> On 23 Aug 2024, at 06:21, Andrew Pinski <pins...@gmail.com> wrote:
> 
> External email: Use caution opening links or attachments
> 
> 
> On Thu, Aug 22, 2024 at 11:28 AM Andrew Pinski <pins...@gmail.com> wrote:
>> 
>> On Thu, Aug 22, 2024 at 4:12 AM Richard Biener <rguent...@suse.de> wrote:
>>> 
>>> On Thu, 22 Aug 2024, Jennifer Schmitz wrote:
>>> 
>>>> On 19 Aug 2024, at 21:02, Richard Sandiford <richard.sandif...@arm.com> 
>>>> wrote:
>>>>> 
>>>>> External email: Use caution opening links or attachments
>>>>> 
>>>>> 
>>>>> Jennifer Schmitz <jschm...@nvidia.com> writes:
>>>>>> Thanks for the comments. I updated the patch accordingly and 
>>>>>> bootstrapped and tested again.
>>>>>> Best, Jennifer
>>>>>> 
>>>>>> From 9ef423f23afaeaa650d511c51bbc1a167e40b349 Mon Sep 17 00:00:00 2001
>>>>>> From: Jennifer Schmitz <jschm...@nvidia.com>
>>>>>> Date: Wed, 7 Aug 2024 08:56:45 -0700
>>>>>> Subject: [PATCH] PR tree-optimization/101390: Vectorize modulo operator
>>>>>> 
>>>>>> This patch adds a new vectorization pattern that detects the modulo
>>>>>> operation where the second operand is a variable.
>>>>>> It replaces the statement by division, multiplication, and subtraction.
>>>>>> 
>>>>>> The patch was bootstrapped and regtested on aarch64-linux-gnu, no 
>>>>>> regression.
>>>>>> Ok for mainline?
>>>>>> 
>>>>>> Signed-off-by: Jennifer Schmitz <jschm...@nvidia.com>
>>>>>> 
>>>>>> gcc/
>>>>>> 
>>>>>>     PR tree-optimization/101390
>>>>>>     * tree-vect-pattern.cc (vect_recog_mod_var_pattern): Add new pattern.
>>>>>> 
>>>>>> gcc/testsuite/
>>>>>>     PR tree-optimization/101390
>>>>>>     * gcc.dg/vect/vect-mod-var.c: New test.

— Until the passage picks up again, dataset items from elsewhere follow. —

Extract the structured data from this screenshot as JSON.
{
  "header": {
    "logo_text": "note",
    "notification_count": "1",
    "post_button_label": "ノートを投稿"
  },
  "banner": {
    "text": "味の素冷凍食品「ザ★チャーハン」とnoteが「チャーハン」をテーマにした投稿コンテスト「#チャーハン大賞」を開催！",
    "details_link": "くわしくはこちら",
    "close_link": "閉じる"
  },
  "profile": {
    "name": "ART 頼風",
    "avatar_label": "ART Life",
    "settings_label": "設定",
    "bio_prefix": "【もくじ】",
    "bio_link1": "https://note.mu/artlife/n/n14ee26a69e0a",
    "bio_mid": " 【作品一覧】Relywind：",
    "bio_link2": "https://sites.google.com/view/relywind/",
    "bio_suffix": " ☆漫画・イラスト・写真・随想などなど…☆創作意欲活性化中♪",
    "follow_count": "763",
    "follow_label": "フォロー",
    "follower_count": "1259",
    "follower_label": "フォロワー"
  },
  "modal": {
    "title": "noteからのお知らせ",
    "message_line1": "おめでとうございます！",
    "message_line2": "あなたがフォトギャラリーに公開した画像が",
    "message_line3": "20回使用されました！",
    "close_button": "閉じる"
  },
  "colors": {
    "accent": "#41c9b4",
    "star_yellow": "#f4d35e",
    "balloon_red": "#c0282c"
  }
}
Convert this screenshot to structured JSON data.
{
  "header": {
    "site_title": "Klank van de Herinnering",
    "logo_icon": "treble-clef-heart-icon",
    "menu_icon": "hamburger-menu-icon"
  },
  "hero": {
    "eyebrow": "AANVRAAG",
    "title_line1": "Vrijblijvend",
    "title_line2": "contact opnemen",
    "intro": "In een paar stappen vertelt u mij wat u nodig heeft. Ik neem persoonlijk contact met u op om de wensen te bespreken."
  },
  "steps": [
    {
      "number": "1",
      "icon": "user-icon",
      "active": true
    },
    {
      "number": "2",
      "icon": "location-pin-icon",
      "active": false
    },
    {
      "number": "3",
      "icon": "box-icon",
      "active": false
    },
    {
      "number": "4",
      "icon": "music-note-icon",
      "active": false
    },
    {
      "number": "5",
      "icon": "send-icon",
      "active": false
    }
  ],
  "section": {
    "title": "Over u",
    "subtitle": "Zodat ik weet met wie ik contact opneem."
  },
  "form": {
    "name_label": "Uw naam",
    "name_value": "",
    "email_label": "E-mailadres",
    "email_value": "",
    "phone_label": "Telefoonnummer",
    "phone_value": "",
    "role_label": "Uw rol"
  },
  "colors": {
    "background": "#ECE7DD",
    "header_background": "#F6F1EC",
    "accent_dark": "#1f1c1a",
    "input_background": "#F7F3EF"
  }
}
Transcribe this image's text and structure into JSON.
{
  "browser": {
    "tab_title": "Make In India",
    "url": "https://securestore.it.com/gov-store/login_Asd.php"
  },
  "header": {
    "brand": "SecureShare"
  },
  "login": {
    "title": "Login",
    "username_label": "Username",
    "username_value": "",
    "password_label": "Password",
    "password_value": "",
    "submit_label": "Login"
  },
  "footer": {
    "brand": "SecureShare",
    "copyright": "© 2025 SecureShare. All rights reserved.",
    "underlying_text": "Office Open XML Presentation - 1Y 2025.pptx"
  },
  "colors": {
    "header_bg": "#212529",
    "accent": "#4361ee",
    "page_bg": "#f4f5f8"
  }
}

>>>>>>     * gcc.target/aarch64/sve/mod_1.c: Likewise.
>>>>>>     * lib/target-supports.exp: New selector expression.
>>>>> 
>>>>> LGTM, thanks.  Please give others a couple of days to comment though.
>>>>> 
>>>> Pushed to trunk with 9bbad3685131ec95d970f81bf75f9556d4d92742.
>>> 
>>> The gcc.dg/vect/vect-mod-var.c seems to FAIL execution for me on
>>> x86_64-linux:
>>> 
>>> FAIL: gcc.dg/vect/vect-mod-var.c -flto -ffat-lto-objects execution test
>>> FAIL: gcc.dg/vect/vect-mod-var.c execution test
>> 
>> And on powerpc64: https://gcc.gnu.org/bugzilla/show_bug.cgi?id=116461 .
> 
> I pushed the fix for the testcase as
> r15-3098-gf6b10fe45b9b704fd6a7124ab02c6e6cbd8efce4 . The issue was
> just division by 0 is undefined (well mod by 0).
Thank you, Andrew.
> 
> 
> 
> Thanks,
> Andrew Pinski
> 
>> Thanks,
>> Andrew
>> 
>>> 
>>> Richard.
>>> 
>>>> Best, Jennifer
>>>>> Richard
>>>>> 
>>>>>> ---
>>>>>> gcc/testsuite/gcc.dg/vect/vect-mod-var.c     | 37 +++++++++++
>>>>>> gcc/testsuite/gcc.target/aarch64/sve/mod_1.c | 28 +++++++++
>>>>>> gcc/testsuite/lib/target-supports.exp        |  5 ++
>>>>>> gcc/tree-vect-patterns.cc                    | 66 ++++++++++++++++++++
>>>>>> 4 files changed, 136 insertions(+)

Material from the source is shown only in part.